The Hitch said:
You do know that right...
Yes. If you want a p*ssing competition about athletics knowledge then bring it on.
The Hitch said:
You forgot to mention that farah, - an average runner until just before his home olympics...
I did mention the upturn in his form when he joined Salazar, which is essentially the same point.
The Hitch said:
1500 m is not his distance...a distance totally different to his which he doesn't even train.
If you knew as much about athletics as you think you do then you'd know that Mo has run 52s for the last lap of reasonably brisk 5k and 10k races in recent seasons. He did 52/53 for the last lap in both the 5k and 10k in London. The man has serious speed, and has done since before this year. So he must have been training to run that sort of speed when fatigued, which is exactly the sort of training that 1500m runners do!
Mo ran a 50.89s last lap in the European team competition earlier this year (late June) which although off a very slow pace is another indicator of his speed. That would be chuffing fast even in a slow 1500m. Cram and Gonzalez ran just under 50s for the last lap of the Europa Cup final in 1987, but last laps in 1500m races faster than Mo's 50.89 are very rare indeed. And Cram was a world class 800m runner as well.

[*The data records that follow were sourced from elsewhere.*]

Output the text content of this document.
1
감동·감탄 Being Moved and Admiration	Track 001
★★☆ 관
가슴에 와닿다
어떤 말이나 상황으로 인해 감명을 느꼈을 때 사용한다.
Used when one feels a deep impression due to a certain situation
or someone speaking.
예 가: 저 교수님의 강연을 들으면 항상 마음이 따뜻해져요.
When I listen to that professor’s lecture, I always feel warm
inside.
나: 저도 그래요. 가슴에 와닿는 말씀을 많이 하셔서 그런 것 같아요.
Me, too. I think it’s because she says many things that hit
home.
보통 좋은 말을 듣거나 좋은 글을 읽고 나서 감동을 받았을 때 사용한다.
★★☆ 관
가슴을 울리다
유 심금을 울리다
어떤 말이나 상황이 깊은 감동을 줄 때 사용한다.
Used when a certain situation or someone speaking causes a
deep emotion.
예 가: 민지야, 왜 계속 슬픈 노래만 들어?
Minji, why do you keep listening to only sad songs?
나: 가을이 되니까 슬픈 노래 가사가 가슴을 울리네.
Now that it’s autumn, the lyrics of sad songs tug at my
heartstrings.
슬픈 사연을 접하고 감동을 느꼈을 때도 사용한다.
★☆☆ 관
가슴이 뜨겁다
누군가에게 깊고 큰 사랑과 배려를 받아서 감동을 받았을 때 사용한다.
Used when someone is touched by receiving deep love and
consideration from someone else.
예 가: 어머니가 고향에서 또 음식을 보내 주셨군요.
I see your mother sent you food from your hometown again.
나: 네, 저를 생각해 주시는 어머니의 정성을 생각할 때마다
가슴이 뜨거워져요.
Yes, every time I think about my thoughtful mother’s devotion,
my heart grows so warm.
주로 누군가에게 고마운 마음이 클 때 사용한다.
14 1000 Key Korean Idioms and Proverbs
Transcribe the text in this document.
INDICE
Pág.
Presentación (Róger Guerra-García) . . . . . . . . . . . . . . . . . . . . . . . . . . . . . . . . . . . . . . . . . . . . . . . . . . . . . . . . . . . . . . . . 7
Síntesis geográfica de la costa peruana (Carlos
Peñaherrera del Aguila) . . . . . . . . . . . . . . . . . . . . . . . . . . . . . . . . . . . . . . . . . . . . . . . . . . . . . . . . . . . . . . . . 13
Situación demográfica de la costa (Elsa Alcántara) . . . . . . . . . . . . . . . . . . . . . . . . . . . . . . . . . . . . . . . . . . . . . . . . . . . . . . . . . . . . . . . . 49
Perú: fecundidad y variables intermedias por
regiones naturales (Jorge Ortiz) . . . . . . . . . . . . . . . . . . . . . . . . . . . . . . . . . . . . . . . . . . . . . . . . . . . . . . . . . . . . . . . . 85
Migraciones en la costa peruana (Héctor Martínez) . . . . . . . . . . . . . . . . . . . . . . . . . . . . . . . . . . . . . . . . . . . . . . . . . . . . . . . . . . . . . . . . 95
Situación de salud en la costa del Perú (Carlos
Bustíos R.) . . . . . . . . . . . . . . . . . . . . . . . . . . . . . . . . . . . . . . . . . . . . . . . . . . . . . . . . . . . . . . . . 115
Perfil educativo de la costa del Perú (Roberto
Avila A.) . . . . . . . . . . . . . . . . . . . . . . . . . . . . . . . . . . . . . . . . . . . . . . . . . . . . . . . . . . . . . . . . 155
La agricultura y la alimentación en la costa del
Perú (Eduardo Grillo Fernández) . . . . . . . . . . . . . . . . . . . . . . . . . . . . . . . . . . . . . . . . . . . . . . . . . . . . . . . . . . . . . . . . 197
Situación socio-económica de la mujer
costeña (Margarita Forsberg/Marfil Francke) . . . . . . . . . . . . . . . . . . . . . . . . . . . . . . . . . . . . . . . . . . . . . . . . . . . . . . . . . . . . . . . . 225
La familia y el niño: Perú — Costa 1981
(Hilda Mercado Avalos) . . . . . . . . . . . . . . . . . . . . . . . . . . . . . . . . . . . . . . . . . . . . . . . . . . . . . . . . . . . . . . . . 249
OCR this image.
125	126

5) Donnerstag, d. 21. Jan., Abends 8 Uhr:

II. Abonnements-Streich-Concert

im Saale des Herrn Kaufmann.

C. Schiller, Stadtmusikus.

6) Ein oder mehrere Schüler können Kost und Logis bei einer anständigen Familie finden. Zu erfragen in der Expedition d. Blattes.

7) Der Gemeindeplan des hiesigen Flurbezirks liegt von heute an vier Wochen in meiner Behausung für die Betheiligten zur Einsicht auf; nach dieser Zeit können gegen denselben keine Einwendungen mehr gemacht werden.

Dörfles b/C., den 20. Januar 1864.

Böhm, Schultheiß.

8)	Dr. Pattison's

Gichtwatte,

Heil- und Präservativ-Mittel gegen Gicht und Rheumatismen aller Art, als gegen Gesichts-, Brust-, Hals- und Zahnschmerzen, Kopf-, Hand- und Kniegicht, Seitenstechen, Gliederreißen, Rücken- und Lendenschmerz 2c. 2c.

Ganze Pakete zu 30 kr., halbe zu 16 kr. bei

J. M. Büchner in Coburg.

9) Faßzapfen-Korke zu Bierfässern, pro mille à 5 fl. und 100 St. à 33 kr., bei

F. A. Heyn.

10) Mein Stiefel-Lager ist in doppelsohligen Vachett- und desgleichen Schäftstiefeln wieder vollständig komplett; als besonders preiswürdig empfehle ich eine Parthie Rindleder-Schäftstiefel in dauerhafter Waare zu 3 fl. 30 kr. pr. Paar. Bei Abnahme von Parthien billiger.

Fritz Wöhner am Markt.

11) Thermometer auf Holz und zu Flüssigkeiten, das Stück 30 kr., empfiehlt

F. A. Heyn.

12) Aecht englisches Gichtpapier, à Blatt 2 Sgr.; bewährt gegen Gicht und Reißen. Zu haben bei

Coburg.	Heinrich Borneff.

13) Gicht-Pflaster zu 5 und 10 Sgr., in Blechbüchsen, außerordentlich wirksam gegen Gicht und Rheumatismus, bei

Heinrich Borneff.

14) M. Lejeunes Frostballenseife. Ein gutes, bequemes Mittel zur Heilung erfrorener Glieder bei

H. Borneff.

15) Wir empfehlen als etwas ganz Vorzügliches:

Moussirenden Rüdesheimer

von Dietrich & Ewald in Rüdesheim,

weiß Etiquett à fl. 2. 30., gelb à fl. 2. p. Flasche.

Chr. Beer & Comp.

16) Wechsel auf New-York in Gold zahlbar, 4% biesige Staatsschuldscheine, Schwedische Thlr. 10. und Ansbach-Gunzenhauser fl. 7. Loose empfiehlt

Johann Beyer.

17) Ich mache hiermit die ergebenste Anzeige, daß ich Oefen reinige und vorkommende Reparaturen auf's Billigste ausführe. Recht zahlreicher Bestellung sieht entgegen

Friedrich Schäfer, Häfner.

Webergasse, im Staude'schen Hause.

So I contend again that Mo's performance was not actually that surprising. It was surprising in that to run any all-time top time, you need a lot of things to go right, so most attempts at fast times end in failure, but the building blocks were there. I remember similar arguments in the 1980s with folk saying that Cram wasn't the type of athlete to run a fast 800m because he lacked the blinding speed of a Coe or Ovett, but he kept on churning them out.